Clearly, I have been doing things dreadfully wrong.
The counter to all this remains that we are simply in the Everything Bubble. Like the bald eagles that stopped hunting when the humans arrived and built Dutch Harbor, we will become obese, dissipated, and ultimately incapable of maintaining the technologies upon which we have become dependent.
And so, this strange, quiet Interregnum here in the vanguard of political thought. Are we marching toward a tolerant, borderless future of thermodynamically neutral energy sources overseen by wise technocrats? If so, the Enlightenment ideals and social conservatism of the US Founders do not apply, and I look forward to my YangBucks.
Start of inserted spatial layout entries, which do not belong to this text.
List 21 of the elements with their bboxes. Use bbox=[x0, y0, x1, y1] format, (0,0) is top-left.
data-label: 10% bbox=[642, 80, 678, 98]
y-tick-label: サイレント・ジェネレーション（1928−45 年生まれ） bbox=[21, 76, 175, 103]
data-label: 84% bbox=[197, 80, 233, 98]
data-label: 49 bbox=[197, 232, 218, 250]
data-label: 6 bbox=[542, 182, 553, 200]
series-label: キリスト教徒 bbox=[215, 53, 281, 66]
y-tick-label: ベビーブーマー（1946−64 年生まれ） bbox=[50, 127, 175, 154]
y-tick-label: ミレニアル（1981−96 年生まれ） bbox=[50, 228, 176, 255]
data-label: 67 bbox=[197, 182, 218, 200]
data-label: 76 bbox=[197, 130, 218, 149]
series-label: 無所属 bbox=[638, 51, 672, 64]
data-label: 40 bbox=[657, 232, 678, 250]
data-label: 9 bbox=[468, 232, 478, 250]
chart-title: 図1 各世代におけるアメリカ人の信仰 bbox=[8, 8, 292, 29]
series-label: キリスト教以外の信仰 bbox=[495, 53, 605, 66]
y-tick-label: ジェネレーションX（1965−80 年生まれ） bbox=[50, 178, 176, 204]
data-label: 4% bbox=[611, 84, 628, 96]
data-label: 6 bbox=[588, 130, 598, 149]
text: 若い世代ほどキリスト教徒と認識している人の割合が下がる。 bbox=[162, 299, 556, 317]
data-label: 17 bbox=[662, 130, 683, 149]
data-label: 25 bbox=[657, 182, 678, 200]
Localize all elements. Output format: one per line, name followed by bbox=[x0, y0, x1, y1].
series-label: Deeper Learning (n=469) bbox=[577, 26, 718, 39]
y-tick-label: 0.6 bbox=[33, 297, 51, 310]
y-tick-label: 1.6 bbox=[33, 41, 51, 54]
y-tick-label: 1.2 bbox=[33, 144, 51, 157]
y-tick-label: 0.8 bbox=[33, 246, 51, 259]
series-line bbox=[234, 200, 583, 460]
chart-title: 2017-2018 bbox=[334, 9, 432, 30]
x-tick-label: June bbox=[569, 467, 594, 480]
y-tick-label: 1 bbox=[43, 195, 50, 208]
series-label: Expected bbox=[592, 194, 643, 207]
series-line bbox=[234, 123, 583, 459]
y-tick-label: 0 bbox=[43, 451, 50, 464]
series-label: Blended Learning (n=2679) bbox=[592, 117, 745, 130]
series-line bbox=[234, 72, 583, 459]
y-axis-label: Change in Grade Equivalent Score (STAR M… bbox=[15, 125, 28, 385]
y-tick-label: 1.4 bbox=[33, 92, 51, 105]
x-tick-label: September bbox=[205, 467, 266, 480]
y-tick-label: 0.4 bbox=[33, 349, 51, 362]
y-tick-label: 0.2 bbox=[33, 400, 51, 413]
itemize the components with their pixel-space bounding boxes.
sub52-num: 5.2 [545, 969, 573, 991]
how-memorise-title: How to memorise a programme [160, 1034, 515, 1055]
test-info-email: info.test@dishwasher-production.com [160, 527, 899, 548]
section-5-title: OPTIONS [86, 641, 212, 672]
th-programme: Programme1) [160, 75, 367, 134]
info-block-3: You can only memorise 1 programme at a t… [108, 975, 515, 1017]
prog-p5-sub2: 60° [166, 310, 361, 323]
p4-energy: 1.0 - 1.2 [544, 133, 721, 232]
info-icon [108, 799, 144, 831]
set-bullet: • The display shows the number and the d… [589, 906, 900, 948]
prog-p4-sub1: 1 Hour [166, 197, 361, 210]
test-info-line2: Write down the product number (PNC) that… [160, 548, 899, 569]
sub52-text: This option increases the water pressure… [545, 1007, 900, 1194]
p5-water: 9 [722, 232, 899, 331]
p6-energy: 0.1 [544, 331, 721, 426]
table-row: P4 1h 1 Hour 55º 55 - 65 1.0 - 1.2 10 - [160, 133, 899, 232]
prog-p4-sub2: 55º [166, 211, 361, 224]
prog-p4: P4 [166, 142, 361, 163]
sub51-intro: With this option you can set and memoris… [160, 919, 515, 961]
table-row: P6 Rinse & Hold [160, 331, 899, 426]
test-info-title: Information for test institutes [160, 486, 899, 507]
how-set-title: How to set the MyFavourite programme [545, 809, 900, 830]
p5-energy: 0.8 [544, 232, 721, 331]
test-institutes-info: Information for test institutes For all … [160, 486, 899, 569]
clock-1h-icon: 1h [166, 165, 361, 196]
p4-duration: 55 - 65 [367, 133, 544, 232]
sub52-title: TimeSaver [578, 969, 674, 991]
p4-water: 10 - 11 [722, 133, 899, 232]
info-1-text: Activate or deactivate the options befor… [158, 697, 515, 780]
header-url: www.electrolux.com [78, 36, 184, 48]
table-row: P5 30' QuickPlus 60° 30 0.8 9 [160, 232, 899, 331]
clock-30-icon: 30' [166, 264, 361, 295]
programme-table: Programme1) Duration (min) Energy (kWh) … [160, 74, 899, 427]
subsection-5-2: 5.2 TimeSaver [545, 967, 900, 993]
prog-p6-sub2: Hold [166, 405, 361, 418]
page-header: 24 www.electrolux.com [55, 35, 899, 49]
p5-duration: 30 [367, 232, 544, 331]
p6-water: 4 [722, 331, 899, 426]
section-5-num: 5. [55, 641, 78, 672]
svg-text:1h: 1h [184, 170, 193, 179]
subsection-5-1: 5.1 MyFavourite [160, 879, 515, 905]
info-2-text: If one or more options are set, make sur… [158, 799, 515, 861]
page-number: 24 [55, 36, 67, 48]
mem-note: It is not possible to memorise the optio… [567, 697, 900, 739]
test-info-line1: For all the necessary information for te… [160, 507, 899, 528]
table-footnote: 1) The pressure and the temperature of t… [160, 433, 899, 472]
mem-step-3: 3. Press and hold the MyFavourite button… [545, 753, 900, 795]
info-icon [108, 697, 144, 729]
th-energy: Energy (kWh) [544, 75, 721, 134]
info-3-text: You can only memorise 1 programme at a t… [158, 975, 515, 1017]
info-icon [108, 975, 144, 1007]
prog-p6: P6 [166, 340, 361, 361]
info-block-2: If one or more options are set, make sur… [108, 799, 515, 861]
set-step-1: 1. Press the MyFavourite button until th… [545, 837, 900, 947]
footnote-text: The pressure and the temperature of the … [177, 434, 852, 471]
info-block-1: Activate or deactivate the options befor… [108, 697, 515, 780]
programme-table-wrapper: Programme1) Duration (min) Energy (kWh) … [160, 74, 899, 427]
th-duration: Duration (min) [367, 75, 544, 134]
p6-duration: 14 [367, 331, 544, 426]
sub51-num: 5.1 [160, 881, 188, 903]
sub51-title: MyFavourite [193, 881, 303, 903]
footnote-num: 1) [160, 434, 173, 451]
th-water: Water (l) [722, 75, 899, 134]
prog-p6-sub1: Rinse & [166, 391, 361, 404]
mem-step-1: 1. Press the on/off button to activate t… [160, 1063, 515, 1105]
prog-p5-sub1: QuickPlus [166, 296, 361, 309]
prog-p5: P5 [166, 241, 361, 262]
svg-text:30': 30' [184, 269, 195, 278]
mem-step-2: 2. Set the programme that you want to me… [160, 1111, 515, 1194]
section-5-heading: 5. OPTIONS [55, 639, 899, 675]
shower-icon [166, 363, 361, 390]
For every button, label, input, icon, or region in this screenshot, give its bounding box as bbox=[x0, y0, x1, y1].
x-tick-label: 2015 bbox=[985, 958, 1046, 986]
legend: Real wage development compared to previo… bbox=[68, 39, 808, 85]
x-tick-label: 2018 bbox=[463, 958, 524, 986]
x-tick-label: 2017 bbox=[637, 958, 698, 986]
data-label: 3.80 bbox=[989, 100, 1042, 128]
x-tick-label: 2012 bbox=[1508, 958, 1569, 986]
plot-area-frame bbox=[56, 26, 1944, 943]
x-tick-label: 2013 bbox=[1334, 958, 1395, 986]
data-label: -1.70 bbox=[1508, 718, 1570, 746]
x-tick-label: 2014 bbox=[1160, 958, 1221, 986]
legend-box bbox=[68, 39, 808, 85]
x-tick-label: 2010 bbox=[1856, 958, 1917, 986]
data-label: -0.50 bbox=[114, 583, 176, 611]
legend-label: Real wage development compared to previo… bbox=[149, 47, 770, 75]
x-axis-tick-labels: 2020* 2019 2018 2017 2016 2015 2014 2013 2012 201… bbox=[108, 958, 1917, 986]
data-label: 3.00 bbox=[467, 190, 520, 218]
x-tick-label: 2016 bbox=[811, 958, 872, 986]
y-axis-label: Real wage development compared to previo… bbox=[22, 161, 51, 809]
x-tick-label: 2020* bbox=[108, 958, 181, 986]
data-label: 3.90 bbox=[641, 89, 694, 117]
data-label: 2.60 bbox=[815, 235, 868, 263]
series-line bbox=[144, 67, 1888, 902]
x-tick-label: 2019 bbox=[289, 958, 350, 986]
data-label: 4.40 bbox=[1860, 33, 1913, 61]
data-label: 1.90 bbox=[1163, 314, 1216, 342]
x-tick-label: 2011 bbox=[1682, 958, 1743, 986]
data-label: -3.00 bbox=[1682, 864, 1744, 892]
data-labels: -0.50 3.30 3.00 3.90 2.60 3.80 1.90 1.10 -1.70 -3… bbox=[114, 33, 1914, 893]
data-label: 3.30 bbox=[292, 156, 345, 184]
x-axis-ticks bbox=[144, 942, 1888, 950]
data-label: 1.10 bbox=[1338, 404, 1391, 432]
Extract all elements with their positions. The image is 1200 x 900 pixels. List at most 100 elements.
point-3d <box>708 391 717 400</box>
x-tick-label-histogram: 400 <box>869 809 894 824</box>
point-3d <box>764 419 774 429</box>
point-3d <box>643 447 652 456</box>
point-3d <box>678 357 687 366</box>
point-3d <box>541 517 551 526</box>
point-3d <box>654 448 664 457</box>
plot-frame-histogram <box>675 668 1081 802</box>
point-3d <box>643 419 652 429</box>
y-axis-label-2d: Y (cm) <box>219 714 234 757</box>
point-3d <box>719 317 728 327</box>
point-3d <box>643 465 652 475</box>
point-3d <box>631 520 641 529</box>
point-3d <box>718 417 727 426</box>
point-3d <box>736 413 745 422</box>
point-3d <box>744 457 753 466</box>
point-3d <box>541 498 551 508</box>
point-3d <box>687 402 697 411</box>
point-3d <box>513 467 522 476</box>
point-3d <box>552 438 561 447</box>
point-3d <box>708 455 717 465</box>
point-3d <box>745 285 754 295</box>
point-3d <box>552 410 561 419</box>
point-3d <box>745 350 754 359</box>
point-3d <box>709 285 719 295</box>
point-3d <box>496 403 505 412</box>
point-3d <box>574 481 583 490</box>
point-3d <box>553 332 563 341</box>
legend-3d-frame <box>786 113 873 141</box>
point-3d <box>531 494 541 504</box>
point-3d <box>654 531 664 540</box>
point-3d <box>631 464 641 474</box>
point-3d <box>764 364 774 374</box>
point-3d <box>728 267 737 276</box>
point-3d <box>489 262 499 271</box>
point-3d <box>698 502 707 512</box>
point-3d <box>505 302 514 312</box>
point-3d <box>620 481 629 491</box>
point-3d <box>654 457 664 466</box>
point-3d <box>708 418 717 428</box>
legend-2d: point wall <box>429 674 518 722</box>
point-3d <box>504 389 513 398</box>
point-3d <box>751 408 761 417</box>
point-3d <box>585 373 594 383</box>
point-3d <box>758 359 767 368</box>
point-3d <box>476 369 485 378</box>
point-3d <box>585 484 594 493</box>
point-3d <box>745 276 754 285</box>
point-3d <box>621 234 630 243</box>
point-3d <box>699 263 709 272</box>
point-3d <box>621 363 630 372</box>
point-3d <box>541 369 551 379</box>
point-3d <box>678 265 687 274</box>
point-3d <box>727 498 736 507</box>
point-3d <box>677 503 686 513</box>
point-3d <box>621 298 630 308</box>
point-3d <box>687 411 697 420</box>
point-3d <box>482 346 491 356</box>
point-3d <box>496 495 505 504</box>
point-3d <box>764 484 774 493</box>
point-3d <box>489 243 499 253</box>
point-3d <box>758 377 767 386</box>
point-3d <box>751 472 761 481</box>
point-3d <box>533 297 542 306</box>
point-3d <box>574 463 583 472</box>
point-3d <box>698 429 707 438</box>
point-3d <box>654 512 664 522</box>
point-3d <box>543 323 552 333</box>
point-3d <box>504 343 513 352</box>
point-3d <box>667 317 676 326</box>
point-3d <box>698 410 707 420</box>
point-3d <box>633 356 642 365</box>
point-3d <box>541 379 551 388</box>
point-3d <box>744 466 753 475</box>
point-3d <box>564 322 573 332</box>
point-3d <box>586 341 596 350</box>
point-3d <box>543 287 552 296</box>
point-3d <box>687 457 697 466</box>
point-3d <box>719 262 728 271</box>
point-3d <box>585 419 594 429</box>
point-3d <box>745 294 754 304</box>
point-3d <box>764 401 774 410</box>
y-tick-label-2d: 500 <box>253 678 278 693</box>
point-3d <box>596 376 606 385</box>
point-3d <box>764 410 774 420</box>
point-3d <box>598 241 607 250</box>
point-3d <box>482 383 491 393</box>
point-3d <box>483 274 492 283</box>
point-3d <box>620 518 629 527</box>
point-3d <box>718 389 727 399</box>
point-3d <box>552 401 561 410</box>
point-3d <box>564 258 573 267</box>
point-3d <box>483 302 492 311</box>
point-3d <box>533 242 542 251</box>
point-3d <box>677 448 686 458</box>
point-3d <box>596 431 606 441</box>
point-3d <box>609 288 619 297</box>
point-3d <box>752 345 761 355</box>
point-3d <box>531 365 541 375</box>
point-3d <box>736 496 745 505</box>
Or is this just the Peak before the accrued capital runs out, and the old gods with terror and slaughter return?
I don’t know. And you can contact Porter, Nick B. Steves or Happy Acres and they’ll tell you they don’t know either. We wait and see–Trump so far has proven to be a placeholder–so getting exercised over which wing of the Globohomo Party should govern the US (and from there, the world) is kind of pointless.